Jade
The fourth bowl sits innocently on the altar, simple and black, full of water that looks like it could be from any mountain spring.
But something about it makes my chest tight, like invisible hands are already trying to drag me under. It’s so deceptive I almost laugh. Because after blood, memory, and soul fire, they give me... water?
“What’s the catch?” I ask, because there’s always a catch. “This one can’t just be ‘drink the nice water and have a pleasant time.’”
“Here are your instructions.” Logan’s voice is tighter now, more controlled, as he picks up a small scroll beside the bowl and reads: “Find the Hecate Rose. Three blooms on one stem—white for the maiden, red for the mother, and black for the crone. Take only the red bloom. The moment you grasp it, you’ll return, and your journey will be complete. ”
“That’s it?” I study his face, noting how carefully he’s holding himself, like he might shatter if he moves too quickly. “Find a flower?”

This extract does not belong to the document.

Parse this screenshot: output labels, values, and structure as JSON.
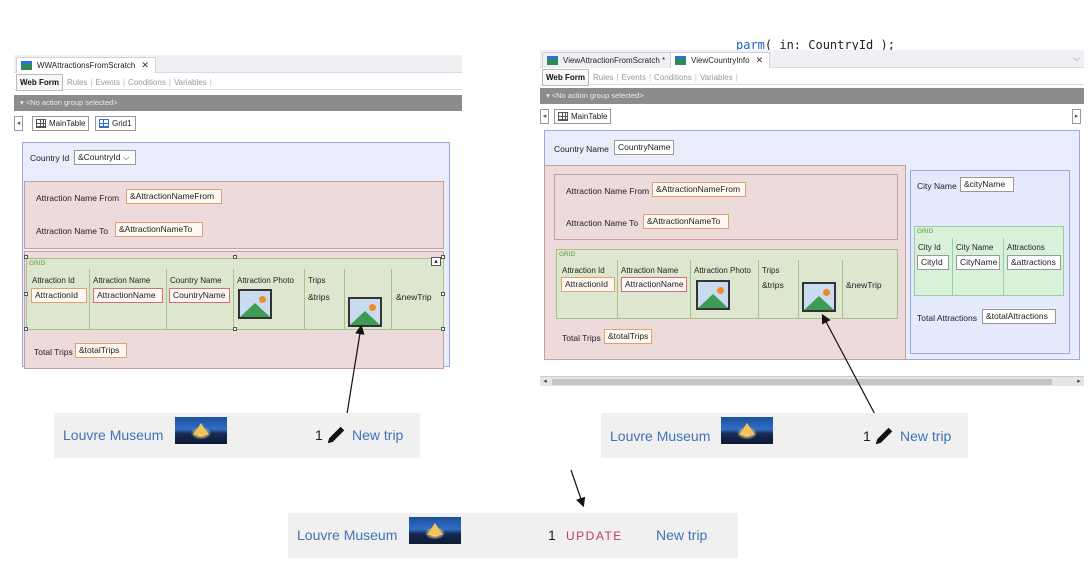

“In the Underworld.” He sets the scroll down, his gaze locked on mine. “Where nothing is as it seems, and everything wants to keep you there.”
Every bone in my body turns to ice as the reality hits. I’m about to drink death water. Voluntarily. Because apparently, I trust this boy with the haunted eyes more than I trust my own instincts screaming at me to run.
“No pressure then.” I eye the innocent-looking water, my heart pounding harder. “Any tips for not dying in the land of the dead?”
“Firstly, since this is spirit travel, you’ll return to your body alive if you die in the Underworld,” he explains. “But this is your only chance to pass the trial. If you fail, the passages will be closed to you forever.”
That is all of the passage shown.